During the COVID-19 pandemic, she hosted The Late Late Show when Ryan Tubridy was unavailable. She was the first female presenter of a full episode of the show (Marian Finucane having presented part of an episode on 15 November 1980).

O'Callaghan hosted the RTÉ Leaders Debate for the 2020 Irish general election. RTÉ defended O'Callaghan against accusations of bias, her brother was standing for re-election as a Fianna Fáil candidate. She hosted the final debate of the 2024 Irish general election with government party leaders Taoiseach Simon Harris, Tánaiste Micheál Martin and Leader of the Opposition Mary Lou McDonald.

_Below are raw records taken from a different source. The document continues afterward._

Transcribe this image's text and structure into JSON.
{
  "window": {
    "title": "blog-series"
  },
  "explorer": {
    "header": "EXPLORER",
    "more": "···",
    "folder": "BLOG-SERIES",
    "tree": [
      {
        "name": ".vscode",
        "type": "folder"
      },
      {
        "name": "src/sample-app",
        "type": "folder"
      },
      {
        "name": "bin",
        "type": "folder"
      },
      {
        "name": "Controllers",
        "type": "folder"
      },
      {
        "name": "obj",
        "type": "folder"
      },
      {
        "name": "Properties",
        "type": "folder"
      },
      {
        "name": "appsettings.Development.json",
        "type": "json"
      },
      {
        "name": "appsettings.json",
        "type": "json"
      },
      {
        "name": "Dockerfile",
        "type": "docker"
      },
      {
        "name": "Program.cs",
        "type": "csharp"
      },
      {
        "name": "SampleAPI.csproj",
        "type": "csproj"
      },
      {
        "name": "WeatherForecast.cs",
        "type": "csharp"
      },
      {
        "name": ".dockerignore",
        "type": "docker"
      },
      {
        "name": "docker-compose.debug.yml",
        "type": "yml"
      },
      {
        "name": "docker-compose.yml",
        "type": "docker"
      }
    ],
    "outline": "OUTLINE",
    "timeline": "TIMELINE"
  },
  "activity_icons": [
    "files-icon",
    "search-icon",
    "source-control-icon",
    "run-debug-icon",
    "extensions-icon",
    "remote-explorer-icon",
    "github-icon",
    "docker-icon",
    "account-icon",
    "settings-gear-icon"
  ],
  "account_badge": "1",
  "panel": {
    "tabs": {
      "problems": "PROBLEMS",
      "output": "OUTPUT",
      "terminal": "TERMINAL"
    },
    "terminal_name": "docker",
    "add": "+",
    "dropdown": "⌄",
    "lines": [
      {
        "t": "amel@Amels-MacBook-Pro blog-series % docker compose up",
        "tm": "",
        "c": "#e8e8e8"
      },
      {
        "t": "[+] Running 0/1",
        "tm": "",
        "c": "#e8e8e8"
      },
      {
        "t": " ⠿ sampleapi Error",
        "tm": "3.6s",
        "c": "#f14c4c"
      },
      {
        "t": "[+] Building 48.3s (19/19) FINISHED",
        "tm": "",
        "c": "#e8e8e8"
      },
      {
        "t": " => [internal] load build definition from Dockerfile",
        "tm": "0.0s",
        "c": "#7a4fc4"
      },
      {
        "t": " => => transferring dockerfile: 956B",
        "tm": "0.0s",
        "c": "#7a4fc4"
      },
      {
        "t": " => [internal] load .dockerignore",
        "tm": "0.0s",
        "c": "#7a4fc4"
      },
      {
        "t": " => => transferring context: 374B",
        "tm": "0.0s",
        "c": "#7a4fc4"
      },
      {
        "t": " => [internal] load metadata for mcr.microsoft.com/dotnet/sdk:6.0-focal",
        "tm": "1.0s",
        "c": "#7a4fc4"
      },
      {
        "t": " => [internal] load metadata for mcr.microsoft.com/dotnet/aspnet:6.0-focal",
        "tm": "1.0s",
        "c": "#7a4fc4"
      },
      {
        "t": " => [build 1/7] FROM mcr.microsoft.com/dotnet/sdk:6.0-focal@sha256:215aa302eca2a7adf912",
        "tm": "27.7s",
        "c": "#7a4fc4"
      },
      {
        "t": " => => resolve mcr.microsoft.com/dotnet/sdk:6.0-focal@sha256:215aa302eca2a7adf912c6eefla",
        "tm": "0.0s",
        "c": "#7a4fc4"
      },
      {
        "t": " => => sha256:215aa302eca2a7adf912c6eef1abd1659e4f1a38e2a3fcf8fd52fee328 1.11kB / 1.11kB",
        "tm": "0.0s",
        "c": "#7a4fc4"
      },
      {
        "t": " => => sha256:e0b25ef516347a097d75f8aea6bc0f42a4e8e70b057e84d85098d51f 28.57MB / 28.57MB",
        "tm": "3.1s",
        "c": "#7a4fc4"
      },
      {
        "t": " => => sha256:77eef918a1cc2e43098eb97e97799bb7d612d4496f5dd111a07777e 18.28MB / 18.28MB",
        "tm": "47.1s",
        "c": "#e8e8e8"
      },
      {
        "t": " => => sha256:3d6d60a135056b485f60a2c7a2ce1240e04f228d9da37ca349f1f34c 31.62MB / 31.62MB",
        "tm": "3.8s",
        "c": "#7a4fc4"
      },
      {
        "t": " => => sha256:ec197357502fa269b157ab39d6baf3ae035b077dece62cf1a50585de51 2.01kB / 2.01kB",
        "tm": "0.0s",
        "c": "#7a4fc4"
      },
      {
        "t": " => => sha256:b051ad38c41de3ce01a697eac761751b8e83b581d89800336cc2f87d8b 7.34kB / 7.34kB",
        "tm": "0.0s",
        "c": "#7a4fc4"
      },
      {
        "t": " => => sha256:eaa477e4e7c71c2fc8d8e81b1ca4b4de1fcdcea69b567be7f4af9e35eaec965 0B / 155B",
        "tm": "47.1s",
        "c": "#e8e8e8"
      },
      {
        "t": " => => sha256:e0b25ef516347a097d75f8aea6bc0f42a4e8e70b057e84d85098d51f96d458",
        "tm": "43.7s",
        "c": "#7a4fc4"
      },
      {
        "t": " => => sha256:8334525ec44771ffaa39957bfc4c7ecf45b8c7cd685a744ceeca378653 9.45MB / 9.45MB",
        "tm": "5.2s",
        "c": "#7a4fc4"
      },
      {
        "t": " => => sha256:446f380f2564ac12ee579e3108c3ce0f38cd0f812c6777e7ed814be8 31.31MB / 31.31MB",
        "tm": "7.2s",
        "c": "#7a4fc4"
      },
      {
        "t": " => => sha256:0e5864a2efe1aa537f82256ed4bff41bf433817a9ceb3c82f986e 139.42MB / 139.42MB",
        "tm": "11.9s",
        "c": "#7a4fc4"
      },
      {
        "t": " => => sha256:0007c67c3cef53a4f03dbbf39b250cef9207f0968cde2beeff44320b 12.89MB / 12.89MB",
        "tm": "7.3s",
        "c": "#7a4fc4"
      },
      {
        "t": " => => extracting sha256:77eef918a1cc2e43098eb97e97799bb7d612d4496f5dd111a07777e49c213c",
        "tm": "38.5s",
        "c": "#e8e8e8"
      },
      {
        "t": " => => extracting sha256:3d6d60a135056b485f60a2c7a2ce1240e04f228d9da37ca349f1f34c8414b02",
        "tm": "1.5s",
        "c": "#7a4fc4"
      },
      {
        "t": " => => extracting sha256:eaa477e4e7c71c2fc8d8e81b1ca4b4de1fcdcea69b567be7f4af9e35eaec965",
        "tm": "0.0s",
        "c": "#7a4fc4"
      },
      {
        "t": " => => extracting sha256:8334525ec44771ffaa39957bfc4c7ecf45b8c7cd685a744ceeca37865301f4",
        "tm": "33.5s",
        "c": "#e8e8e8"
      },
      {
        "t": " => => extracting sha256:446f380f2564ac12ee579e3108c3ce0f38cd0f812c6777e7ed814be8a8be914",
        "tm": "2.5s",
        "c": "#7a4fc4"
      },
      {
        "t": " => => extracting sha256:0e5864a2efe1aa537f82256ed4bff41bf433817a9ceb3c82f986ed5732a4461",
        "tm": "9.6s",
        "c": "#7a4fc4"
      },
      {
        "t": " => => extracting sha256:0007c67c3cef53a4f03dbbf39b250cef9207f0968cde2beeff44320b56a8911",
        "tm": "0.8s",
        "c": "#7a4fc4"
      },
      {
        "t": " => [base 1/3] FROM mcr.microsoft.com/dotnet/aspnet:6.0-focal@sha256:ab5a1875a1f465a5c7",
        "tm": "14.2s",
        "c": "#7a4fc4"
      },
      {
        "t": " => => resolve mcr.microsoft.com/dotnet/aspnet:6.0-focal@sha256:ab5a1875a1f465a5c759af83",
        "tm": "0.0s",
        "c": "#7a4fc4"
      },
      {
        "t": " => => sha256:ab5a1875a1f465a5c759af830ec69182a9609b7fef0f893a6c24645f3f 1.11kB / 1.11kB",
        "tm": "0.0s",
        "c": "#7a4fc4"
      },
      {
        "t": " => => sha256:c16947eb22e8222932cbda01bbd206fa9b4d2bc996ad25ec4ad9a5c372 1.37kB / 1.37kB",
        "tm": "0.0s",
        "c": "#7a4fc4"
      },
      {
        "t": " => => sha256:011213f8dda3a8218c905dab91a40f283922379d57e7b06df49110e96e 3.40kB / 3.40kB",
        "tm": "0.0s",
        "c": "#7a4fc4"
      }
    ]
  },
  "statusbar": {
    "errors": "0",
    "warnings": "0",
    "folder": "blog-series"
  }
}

O'Callaghan's earnings from her work with RTÉ were €307,000 as of 2011, which were reduced to €263,500 as of 2023.

==Marriages and children==

O'Callaghan married her first husband, Tom McGurk, in 1983 and they separated in 1995 after having four daughters. She met her second husband, Steve Carson, while working on Newsnight. In 2000, they married and set up their own television company, Mint Productions. She has four sons with Carson.

She published her autobiography Miriam: Life, Work, Everything in October 2025.

==Awards==
In 2003, she won the Television Personality of the Year Award at the Irish Film and Television Awards.

O'Callaghan was awarded an honorary Doctor of Letters (D.Litt.) degree by the Ulster University in Derry on 5 July 2011. University College Cork conferred to her an Honorary Doctor of Laws by University College Cork in June 2017. In 2015, she was awarded UCD Alumnus of the Year in Law from University College Dublin.

She has won the RTÉ Guide Style Award in 2012.